Par jugement en date du 3 octobre 2022, ce magistrat a :
- fixé la créance de Mme [S] à l'encontre de M. [T] à 8 451,17 euros ;
- autorisé M. [T] à s'acquitter de sa dette en 11 mensualités de 700 euros, la première au plus tard le 10 du mois au cours duquel ledit jugement sera signifié, la dernière majorée du solde ;
- institué une clause cassatoire ;
- rejeté toute autre demande.
Pour statuer ainsi, il a relevé :
- que M. [T] était poursuivi en tant qu'associé de la société MGR ;
- qu'il soutenait avoir réglé sa part contributive à la créancière ;
- qu'il ne détenait, à l'origine, que 33 % des parts de la société MGR, un litige étant survenu au sujet de 33 % de parts supplémentaires dont Mme [S] soutenait qu'elles lui avaient été cédées par M. [Y] ;
- que si M. [T] soutenait rester dans l'ignorance de la cession litigieuse, sa signature sur le procès-verbal d'assemblée générale ordinaire de la société MGR était semblable à celles censées être les siennes et figurant sur un dépôt de plainte ; que la signature figurant sur les statuts de la société, très différente, ne pouvait pas être retenue comme élément de comparaison ;
- que sur le procès-verbal de dissolution anticipée de la société MGR, il était bien mentionné que M. [T] détenait 66 % des parts ; que l'intéressé ne pouvait pas ignorer cet état de fait ; qu'il était ainsi redevable de 66 % de la dette de la société MGR envers Mme [S] en principal.
Selon déclaration en date du 8 novembre 2022, M. [T] a relevé appel de ce jugement.
En ses conclusions notifiées le 14 avril 2023, il expose :
- qu'il existait à l'origine trois associés au sein de la société MGR ;
- que par un jugement qui a été confirmé par la Cour d'appel de Paris le 22 novembre 2019, ont été condamnés ces trois associés, dont lui-même, à payer à Mme [S] la somme de 10 000 euros en principal et 4 000 euros en application de l'article 700 du code de procédure civile, et les dépens, à proportion de leurs parts dans le capital social ;
- qu'il a été surpris d'apprendre qu'il détiendrait 66 % des parts, ensuite d'une cession déclarée le 26 octobre 2015, laquelle constitue un faux ; qu'en effet, il n'aurait eu aucun intérêt à acquérir les parts sociales de M. [Y] ; que la signature censée être la sienne sur le procès-verbal de cession de parts est différente de celle figurant sur sa plainte ; que sa signature a été imitée ; que la plainte qu'il a déposée n'a eu aucune issue en raison du décès de M. [Y] survenu courant 2020 ;
- que ne détenant que 33 % des parts de la société MGR, il ne reconnaît devoir que 33 % des sommes en principal frais et dépens soit 5 416,16 euros ; qu'il a payé une somme supérieure, soit 6 130,14 euros.

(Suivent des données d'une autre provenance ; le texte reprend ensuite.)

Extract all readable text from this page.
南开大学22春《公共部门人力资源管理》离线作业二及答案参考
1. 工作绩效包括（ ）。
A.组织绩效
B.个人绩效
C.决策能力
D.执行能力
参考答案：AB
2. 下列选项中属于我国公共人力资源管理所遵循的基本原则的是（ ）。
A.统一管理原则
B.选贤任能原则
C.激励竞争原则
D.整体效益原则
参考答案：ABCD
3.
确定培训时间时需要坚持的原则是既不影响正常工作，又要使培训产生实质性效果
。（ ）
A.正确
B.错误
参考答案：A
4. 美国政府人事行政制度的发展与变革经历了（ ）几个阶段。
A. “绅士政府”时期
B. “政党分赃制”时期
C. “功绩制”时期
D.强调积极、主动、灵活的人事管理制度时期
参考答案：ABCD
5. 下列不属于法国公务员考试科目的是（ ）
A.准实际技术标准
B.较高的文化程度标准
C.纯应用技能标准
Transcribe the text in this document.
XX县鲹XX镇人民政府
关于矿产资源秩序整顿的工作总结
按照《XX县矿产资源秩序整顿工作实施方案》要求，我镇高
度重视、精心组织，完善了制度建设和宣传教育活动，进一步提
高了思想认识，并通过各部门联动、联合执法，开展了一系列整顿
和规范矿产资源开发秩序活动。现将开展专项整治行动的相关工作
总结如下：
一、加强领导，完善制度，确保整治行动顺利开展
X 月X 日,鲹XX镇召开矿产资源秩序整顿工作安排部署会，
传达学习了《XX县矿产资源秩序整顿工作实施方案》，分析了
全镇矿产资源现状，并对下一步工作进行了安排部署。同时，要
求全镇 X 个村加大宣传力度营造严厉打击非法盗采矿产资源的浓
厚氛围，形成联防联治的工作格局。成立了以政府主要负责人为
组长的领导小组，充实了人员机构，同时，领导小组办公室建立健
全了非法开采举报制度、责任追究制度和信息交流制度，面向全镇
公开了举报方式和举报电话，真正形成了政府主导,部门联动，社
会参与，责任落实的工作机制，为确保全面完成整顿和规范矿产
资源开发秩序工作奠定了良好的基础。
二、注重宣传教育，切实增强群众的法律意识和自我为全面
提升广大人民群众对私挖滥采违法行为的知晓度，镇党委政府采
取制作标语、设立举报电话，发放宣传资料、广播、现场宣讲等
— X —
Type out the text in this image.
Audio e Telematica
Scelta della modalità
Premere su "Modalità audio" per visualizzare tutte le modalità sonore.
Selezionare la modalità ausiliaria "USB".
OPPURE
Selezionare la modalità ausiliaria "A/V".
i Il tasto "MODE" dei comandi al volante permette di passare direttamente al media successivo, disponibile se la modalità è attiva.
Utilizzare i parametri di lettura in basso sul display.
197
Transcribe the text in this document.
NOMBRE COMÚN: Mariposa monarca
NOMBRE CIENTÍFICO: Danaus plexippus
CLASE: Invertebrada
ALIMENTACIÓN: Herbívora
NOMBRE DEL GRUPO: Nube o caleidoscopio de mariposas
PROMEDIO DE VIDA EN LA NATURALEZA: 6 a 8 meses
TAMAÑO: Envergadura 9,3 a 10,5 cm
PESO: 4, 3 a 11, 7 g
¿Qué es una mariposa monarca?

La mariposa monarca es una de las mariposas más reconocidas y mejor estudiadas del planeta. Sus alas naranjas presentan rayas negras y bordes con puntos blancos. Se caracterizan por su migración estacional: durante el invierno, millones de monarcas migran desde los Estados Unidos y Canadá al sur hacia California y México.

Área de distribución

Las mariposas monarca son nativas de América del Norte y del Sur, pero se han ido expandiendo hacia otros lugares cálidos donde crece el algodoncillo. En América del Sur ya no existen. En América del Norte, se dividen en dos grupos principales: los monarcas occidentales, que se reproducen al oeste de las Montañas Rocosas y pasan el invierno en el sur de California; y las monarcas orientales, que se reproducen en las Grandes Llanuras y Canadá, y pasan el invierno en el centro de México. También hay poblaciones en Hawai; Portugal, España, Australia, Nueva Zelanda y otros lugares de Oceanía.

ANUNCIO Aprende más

M. [T] demande en conséquence à la Cour de :
- infirmer le jugement ;
- ordonner une expertise en écriture ;
- ordonner la levée de la saisie portant sur son véhicule ;
- condamner Mme [S] à lui rembourser le trop perçu soit 713,53 euros ;
- la condamner au paiement de la somme de 1 500 euros en application de l'article 700 du code de procédure civile ;
- la débouter de sa demande de dommages et intérêts et de sa demande en application de l'article 700 du code de procédure civile.
Dans ses conclusions notifiées le 16 mars 2023, Mme [S] réplique :
- que M. [T] est de mauvaise foi, et conteste à tort la cession des parts de M. [Y] qui a été opérée à son profit ; que celle-ci est mentionnée dans un acte du 23 octobre 2015 opérant la cession des 33 parts de M. [Y] ; que cet acte n'a pas été contesté par M. [T] lors de son dépôt de plainte ; qu'il a été confirmé lors de l'assemblée générale de la société du 3 février 2016 ;
- qu'aucun faux n'a été commis ; que les signatures de l'appelant sont variables ;
- qu'en tout état de cause il dispose d'une action récursoire à l'encontre des autres associés de la société MGR, pour le cas où il estimerait avoir réglé plus que sa part de la dette.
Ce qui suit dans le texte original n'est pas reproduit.